NOTE: Before you tune your Sensu installation, read Troubleshoot Sensu, Hardware requirements, and Deployment architecture for Sensu. These pages describe common problems and solutions, planning and optimization considerations, and other recommendations that may resolve your issue without tuning adjustments.

Latency tolerances for etcd

If you use embedded etcd for storage, you might notice high network or storage latency.

To make etcd more latency-tolerant, increase the values for the etcd election timeout and etcd heartbeat interval backend configuration options. For example, you might increase etcd-election-timeout from 3000 to 5000 and etcd-heartbeat-interval from 300 to 500.

Read the etcd tuning documentation for etcd-specific tuning best practices.

Advanced backend configuration options for etcd

The backend reference describes other advanced configuration options in addition to etcd election timeout and heartbeat interval.

Adjust these values with caution. Improper adjustment can increase memory and CPU usage or result in a non-functioning Sensu instance.

Input/output operations per second (IOPS)

The speed with which write operations can be completed is important to Sensu cluster performance and health. Make sure to provision Sensu backend infrastructure to provide sustained input/output operations per second (IOPS) appropriate for the rate of observability events the system will be required to process.

Read Backend recommended configuration and Hardware sizing for details.

PostgreSQL settings

The datastore reference lists the PostgreSQL configuration parameters and settings we recommend as a starting point for your postgresql.conf file. Adjust the parameters and settings as needed based on your hardware and performance observations.

Read the PostgreSQL parameters documentation for information about setting parameters.

Agent reconnection rate

COMMERCIAL FEATURE: Access the agent-rate-limit backend configuration option in the packaged Sensu Go distribution. For more information, read Get started with commercial features.

It may take several minutes for all agents to reconnect after a sensu-backend restart, especially if you have a large number of agents. The agent reconnection rate depends on deployment variables like the number of CPUs, disk space, network speeds, whether you’re using a load balancer, and even physical distance between agents and backends.

Although many variables affect the agent reconnection rate, a reasonable estimate is approximately 100 agents per backend per second. If you observe slower agent reconnection rates in your Sensu deployment, consider using the agent-rate-limit backend configuration option.

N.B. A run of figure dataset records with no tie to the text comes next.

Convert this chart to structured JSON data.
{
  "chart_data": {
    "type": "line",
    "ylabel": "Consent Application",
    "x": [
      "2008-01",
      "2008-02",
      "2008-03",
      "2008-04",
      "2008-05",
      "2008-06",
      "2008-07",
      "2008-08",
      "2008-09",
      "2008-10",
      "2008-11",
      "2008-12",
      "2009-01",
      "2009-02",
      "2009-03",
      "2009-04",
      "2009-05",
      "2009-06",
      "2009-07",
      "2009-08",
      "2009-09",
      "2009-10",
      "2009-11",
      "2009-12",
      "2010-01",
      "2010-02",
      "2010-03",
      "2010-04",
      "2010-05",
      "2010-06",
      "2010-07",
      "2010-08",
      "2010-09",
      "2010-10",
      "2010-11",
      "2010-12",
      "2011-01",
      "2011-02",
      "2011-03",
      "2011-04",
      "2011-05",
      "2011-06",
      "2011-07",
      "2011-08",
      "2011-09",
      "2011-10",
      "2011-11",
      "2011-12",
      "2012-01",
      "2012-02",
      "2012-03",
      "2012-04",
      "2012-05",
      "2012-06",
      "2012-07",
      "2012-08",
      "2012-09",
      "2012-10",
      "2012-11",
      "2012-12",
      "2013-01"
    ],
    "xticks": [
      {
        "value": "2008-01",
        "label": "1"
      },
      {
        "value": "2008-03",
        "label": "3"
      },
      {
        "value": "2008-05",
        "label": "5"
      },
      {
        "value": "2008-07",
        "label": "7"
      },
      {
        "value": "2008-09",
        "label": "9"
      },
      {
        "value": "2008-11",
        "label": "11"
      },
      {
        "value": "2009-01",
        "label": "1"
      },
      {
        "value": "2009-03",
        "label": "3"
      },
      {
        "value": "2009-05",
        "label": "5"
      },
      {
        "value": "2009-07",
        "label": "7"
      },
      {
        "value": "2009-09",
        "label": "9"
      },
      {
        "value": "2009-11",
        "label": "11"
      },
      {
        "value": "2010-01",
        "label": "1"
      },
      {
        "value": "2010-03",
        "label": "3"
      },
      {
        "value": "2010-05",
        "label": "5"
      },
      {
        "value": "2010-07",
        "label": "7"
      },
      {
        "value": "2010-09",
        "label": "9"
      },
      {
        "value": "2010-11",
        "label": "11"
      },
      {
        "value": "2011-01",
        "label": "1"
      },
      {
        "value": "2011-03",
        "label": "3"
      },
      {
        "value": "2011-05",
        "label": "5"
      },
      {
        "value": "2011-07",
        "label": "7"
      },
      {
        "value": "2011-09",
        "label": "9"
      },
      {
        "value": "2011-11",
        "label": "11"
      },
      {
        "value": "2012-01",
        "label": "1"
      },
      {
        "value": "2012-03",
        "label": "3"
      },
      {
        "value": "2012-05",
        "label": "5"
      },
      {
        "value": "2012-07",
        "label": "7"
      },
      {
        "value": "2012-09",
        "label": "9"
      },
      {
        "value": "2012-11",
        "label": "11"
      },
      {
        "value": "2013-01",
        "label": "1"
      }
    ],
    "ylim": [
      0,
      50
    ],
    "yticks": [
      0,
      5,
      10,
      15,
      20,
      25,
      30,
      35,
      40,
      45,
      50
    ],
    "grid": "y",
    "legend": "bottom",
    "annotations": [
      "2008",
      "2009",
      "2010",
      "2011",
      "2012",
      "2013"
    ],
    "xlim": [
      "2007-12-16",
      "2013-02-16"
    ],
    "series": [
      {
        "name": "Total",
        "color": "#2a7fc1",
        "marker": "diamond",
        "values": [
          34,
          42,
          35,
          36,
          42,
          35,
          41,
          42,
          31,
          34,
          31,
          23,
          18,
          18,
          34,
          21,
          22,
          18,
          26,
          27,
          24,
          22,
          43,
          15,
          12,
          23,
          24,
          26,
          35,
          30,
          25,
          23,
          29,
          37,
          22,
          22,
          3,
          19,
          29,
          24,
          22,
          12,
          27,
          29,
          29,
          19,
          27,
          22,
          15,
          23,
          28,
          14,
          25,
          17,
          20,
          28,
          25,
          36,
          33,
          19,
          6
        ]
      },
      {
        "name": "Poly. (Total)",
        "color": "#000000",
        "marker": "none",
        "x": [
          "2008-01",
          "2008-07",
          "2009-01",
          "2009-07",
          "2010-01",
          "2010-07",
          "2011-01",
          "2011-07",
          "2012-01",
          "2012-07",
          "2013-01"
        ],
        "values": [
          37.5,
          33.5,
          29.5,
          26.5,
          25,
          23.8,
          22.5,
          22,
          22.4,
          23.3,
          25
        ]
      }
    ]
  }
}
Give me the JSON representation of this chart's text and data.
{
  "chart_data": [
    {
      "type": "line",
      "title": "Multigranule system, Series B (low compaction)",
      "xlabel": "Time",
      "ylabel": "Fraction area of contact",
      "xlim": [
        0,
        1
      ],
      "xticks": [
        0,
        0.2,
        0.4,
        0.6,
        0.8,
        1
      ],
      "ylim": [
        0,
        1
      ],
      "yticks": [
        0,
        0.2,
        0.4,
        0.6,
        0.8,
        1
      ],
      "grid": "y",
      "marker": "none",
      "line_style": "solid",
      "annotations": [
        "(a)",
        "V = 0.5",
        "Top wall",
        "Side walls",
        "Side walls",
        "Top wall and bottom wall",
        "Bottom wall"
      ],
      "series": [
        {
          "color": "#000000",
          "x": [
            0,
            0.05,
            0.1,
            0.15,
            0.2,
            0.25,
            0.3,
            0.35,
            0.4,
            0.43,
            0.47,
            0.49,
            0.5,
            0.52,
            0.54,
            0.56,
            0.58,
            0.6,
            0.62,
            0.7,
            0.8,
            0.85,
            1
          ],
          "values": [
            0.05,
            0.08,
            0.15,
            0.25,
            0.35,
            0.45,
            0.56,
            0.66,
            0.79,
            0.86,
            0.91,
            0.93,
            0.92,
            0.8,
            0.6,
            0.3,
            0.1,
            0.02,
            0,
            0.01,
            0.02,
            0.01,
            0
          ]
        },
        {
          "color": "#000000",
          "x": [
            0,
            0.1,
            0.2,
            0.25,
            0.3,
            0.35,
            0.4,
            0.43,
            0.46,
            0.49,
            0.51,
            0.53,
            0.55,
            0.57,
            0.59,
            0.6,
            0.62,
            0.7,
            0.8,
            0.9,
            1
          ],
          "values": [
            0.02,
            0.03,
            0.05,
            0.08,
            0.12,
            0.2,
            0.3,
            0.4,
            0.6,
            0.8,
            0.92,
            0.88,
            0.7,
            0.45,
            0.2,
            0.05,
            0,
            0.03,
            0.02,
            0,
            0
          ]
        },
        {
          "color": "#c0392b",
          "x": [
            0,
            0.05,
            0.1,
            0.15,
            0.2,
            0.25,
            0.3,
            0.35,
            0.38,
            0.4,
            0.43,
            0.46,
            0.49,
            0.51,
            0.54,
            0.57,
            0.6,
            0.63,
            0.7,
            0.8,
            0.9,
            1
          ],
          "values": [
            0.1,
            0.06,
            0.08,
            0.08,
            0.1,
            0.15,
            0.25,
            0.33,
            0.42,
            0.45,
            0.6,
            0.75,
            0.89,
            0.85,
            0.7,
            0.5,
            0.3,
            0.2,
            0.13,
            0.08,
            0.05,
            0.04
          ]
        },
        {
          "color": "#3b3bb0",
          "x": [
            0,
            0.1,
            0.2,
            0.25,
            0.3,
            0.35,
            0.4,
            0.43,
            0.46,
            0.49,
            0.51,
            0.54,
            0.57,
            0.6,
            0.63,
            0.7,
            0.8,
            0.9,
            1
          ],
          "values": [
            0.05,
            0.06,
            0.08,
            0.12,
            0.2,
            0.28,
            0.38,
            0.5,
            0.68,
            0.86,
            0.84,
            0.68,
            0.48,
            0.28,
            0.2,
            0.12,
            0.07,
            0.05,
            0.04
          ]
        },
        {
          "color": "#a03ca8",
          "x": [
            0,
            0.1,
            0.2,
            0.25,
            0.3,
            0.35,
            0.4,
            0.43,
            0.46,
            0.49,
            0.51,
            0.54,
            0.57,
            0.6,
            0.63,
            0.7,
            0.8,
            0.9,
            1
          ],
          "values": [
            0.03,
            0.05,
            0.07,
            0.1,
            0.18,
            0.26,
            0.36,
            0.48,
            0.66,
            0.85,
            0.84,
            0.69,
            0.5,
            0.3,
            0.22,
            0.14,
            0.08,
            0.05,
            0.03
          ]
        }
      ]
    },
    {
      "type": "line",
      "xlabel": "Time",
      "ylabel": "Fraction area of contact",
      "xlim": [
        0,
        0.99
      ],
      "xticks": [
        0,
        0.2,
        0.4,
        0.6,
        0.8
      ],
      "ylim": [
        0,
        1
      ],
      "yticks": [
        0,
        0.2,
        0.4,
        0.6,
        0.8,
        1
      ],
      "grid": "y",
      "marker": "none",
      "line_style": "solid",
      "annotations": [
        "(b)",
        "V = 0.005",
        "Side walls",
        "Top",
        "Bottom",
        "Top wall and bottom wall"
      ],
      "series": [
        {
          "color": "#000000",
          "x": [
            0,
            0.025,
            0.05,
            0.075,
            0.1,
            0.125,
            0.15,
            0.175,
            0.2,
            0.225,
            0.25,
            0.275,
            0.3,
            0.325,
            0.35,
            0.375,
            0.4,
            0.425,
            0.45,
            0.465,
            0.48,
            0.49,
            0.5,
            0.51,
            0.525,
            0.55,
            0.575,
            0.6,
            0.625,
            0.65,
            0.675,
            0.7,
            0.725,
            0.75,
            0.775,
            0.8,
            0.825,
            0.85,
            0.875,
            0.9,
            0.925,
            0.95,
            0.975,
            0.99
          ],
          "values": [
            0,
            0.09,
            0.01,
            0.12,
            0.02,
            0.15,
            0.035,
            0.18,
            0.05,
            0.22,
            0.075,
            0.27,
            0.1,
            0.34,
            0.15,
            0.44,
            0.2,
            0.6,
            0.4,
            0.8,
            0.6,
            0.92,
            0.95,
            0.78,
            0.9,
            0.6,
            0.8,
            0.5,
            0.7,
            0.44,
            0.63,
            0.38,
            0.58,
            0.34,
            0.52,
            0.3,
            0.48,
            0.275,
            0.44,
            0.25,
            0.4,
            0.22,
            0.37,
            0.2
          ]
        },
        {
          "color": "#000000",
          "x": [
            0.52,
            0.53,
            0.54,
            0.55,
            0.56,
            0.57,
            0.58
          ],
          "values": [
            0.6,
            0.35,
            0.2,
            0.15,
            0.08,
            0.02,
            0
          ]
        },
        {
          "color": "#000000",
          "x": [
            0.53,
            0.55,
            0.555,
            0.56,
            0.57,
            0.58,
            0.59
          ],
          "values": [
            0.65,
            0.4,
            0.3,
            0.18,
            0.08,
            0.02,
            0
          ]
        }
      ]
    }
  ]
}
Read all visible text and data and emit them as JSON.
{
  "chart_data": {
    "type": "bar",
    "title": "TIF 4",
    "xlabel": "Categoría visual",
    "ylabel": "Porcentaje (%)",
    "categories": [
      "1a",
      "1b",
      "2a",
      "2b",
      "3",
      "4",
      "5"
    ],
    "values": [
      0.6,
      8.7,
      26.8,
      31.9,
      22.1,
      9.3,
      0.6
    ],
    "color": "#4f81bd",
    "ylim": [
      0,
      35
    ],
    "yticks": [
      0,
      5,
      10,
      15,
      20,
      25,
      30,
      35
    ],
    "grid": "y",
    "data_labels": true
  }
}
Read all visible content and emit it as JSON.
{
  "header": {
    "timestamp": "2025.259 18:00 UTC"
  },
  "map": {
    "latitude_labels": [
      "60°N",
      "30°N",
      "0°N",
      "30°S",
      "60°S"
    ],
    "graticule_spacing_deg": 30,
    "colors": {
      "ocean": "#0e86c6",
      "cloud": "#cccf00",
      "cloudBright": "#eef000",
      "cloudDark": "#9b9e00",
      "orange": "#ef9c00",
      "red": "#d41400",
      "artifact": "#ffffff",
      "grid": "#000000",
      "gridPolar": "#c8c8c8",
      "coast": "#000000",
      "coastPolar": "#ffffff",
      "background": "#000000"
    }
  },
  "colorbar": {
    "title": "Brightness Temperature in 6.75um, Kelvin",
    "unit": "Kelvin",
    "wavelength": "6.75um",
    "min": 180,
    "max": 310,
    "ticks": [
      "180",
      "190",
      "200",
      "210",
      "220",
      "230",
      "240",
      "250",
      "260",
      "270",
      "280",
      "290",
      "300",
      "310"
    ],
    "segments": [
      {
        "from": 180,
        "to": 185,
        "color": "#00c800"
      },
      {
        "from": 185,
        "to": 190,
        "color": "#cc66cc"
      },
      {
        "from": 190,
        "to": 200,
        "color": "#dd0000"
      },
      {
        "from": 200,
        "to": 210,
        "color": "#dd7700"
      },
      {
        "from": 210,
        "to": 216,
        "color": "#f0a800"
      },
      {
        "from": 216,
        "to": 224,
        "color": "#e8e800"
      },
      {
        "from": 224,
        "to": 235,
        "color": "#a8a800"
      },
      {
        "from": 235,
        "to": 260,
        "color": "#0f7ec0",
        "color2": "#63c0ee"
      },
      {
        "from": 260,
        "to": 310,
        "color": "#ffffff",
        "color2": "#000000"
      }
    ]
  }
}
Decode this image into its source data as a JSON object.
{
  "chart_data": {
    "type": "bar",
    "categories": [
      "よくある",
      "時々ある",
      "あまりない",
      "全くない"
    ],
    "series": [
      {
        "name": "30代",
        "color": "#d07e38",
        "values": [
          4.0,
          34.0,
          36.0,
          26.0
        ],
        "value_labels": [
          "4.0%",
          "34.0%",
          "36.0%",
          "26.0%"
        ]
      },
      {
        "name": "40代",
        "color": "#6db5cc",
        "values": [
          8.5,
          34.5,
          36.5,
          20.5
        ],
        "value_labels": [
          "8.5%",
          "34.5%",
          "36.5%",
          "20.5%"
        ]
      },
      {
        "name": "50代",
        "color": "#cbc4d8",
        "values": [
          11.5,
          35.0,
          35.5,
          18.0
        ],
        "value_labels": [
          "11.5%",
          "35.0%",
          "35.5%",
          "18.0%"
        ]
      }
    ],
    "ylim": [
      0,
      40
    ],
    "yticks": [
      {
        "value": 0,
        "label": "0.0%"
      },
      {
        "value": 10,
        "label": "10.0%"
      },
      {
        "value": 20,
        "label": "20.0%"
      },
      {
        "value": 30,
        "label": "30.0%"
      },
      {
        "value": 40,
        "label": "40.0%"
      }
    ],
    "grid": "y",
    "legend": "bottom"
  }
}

The agent-rate-limit backend configuration option allows you to set the maximum number of agent transport WebSocket connections per second, per backend. Set the agent-rate-limit to 100 to improve agent reconnection rate and reduce the time required for all of your agents to reconnect after a backend restart.

Splay and proxy check scheduling

Adjust the splay and splay_coverage check attributes to tune proxy check executions across an interval. Read Fine-tune proxy check scheduling with splay for an example.

Tokens and resource re-use

Tokens are placeholders in a check, hook, or dynamic runtime asset definition that the agent replaces with entity information before execution. You can use tokens to fine-tune check, hook, and asset attributes on a per-entity level while reusing resource definitions.

Read the tokens reference for token syntax and examples.

Occurrences and alert fatigue

Use the occurrences and occurrences_watermark event attributes in event filters to tune incident notifications and reduce alert fatigue.